Monday, July 2, 2018

Stocks market facts of the day

The Economist points to the research of Hendrik Bessembinder who finds that most of the historic stock market gains in the US can be traced to a handful of stocks. He finds,
Of the nearly 26,000 common stocks that have appeared on Centre for Research in Security Prices (CRSP) monthly stock return database from 1926 to 2016, less than half generated a positive lifetime buy-and-hold return (inclusive of reinvested dividends) and only 42.6% have a lifetime buy-and-hold return greater than the one-month Treasury bill over the same time interval... When stated in terms of lifetime dollar wealth creation to shareholders in aggregate, approximately one-third of 1% of the firms that issued common stocks contained in the CRSP database account for half of the net stock market gains, and slightly more than 4% of the firms account for all of the net stock market gains. The other 96% of firms that issued stock collectively matched one-month Treasury bill returns over their lifetimes.
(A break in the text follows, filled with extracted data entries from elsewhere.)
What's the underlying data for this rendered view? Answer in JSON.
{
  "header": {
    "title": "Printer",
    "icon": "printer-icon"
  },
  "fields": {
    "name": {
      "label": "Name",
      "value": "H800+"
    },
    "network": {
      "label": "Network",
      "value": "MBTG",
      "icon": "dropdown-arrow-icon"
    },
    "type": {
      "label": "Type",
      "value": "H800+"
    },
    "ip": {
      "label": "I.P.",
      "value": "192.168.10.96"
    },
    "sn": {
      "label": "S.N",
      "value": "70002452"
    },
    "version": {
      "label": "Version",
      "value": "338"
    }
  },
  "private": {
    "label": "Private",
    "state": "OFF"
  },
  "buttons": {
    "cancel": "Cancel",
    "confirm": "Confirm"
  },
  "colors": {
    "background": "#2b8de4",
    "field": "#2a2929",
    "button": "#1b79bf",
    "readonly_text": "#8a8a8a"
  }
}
The graphic below shows the cumulative percentage of net US stock market wealth creation in the 1926-2016 period when the 25332 companies in the CRSP database are sorted from largest to smallest wealth creators.
The next graphic looks at the cumulative percentage wealth creation by the 1100 wealth creating companies (the remaining companies lose money).
This draws attention to the importance of portfolio diversification, and in particular of increasing the likelihood of being able to capture atleast some of the likely winners,
The results presented here reaffirm the importance of portfolio diversification, particularly for those investors who view performance in terms of the mean and variance of portfolio returns. In addition to the points made in a typical textbook analysis, the results here focus attention on the possibility that poorly diversified portfolios will underperform because they omit the relatively few stocks that generate large positive returns. Actively managed portfolios tend to be concentrated. For example, Kacperczyk, Sialm, and Zheng (2005) show that actively managed equity mutual funds hold a median of only 65 stocks. The results therefore help to explain why active portfolio strategies most often underperform benchmarks (such as the S&P 500 return) that are constructed as average returns across securities available for investment. Underperformance rates that exceed 50% are often attributed to transaction costs, fees, and/or behavioral biases that amount to a sort of negative skill. The results here show that underperformance can be anticipated more often than not for active managers with poorly diversified portfolios, even in the absence of costs, fees, or systematic behavioral biases.